Correlation of Phenotype-Genotype and Protein Structure in RYR1-Related Myopathy

Abstract

Introduction: Next generation sequencing results in an explosive identification of rare variants of RYR1, making the correlation between phenotype and genotype complicated. We analyzed the data of 33 patients with RYR1-related myopathy, attempting to elucidate correlations between phenotype, genotype, and protein structure of RyR1.

Methods: Clinical, histopathologic, and genetic data were evaluated, and variants were mapped to the cryo-EM RyR1 structure. The three-dimensional structure of the variant on RyR1 was analyzed.

Results: The clinical spectrum was highly variable regardless of the mode of inheritance. Recessive variations were associated with more severe feeding problems and respiratory insufficiency in infancy (p < 0.05). Forty pathogenic and likely pathogenic variations were identified, and 14 of them were novel. Missense was the most common variation type regardless of inheritance mode. Arginine (15/45) was the most frequently involved residue. All but one dominant variation clustered in Pore forming and pVSD domains, while recessive variations enriched in Bsol (7/25) and SPRYs (6/25) domains. Analysis of the spatial structure of variants showed that dominant variants may impact RyR1 mainly by breaking down hydrogen or electrovalent bonds (10/21); recessive variants located in different domains may impact the function of RyR1 through different pathways. Variants located in RyR1 coupling sites (PY1&2 and the outermost of Bsol) may cause the most severe clinical manifestation.

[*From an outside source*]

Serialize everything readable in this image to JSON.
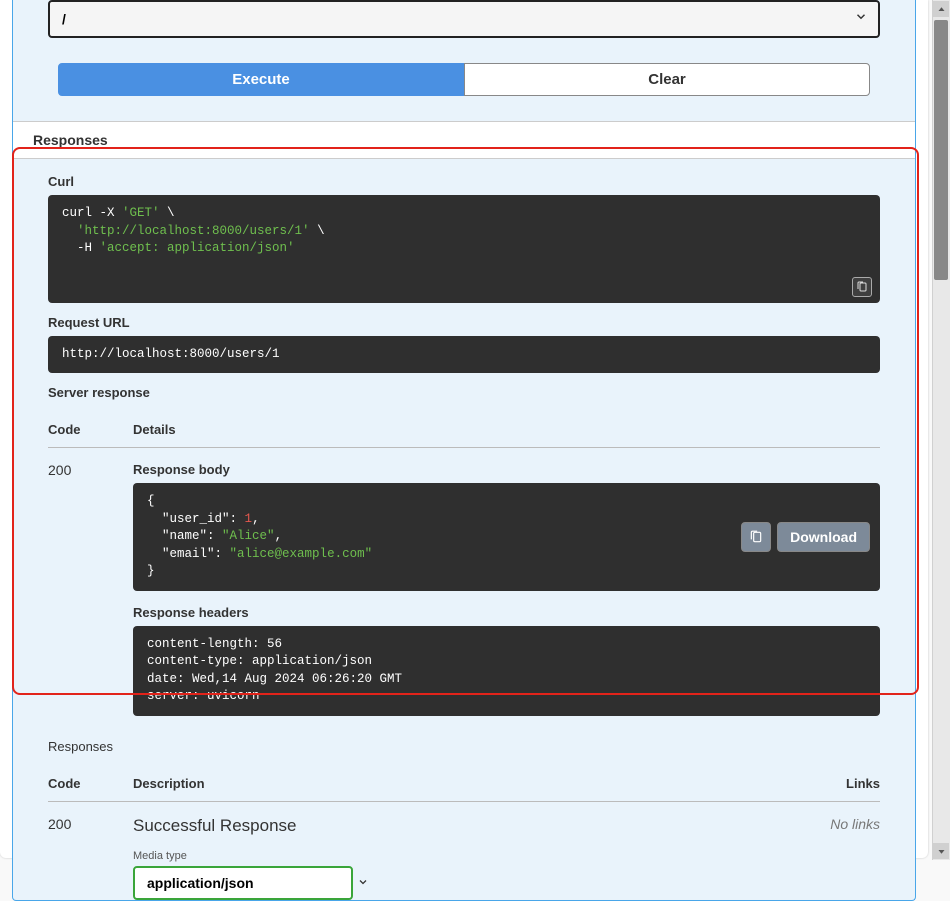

Conclusion: Clinical diversity of RYR1-related myopathy was impacted by the inheritance mode, variation type, and variant location. Dominant and recessive variants have different sensitive domains impacting the function of RyR1 through different pathways.

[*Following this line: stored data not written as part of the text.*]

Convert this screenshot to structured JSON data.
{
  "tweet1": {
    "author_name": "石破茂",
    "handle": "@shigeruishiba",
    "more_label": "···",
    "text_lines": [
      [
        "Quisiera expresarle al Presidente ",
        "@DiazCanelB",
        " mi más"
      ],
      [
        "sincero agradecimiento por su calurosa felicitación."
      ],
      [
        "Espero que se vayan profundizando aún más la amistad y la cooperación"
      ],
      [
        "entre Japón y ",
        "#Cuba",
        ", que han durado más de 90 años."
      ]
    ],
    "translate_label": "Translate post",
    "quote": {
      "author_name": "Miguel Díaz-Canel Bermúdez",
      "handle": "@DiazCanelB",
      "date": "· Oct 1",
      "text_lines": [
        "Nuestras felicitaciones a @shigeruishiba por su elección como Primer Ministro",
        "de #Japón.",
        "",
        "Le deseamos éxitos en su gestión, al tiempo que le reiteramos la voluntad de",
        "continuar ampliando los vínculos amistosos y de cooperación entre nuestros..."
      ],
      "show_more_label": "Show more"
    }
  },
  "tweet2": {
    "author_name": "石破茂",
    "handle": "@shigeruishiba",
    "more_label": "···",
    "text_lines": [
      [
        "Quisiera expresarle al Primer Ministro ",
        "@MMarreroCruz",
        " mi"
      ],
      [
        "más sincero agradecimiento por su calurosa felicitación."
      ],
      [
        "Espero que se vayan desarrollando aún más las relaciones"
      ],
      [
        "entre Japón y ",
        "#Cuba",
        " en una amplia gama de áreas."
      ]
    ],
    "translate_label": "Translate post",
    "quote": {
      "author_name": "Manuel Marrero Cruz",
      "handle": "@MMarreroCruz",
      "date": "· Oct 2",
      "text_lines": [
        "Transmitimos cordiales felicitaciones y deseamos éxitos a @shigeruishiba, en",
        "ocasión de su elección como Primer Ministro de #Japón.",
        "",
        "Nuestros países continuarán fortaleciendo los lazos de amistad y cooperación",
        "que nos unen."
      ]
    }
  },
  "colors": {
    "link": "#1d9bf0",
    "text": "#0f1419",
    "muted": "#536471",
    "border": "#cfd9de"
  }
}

Keywords: RYR1-related myopathy; cohort study; genotype; phenotype; protein structure.

Figure 1

Distribution of variations across the RYR1 coding region.

Figure 2

Variants mapping on the rabbit RyR1 monomers, presented with residues in rabbit matched to human variants. a-b, Structure of RyR1 tetramer from the membrane plane (A) and cytosolic plane (B); (C,D) Structure of a single RyR1 monomer (C) and with 90-degree rotation (D). Each domain was assigned a unique color. (E) Dominant RyR1 variants mapped on RyR1 tetramer with one monomer highlighted in color; (F–H) Dominant RyR1 variants on a single monomer (F), with 90-degree (G) and 180-degree rotation (H). (I) Recessive RyR1 variants mapped on RyR1 tetramer with one monomer highlighted in color; (J–L) Recessive RyR1 variants on a single monomer (J), with 90-degree (K) and 180-degree rotation (L). Each variant is represented by a colored sphere. Color coding for clinical severity was shown at the right bottom: mild 1-5 = green; moderate 6-10 = blue; severe >10= red. Arabic number before each residue designated the corresponding case number. Addictive number following case number “-1,” “-2” showing different recessive variants in the same case.

Figure 3

Three-dimensional structure of variants on rabbit RyR1 monomers, presented with residues in rabbit matched to human variants. (A) R4860 located on the U-motif of the S5-S6 loop, connecting with residues bring negative charges enriched in the U-motif; (B) view of the interactions among the three subunits of NTD. R221 on NTD-B connected with E397 on NSol; (C) T4979 located on the binding site of ATP, interfering with the combination between ATP and RyR1; (D) R2241 located on the binding site of calmodulin, interfering with the binding of Calmodulin to RyR1; (E) Gly3191 and Leu932 located on PY1&2 and the outermost part of Bsol, respectively, the presumed coupling sites among RyR1s; (F) the enlarged view of PY1&2, L931 located in the center of the domain, interacting with surrounding hydrophobic residues.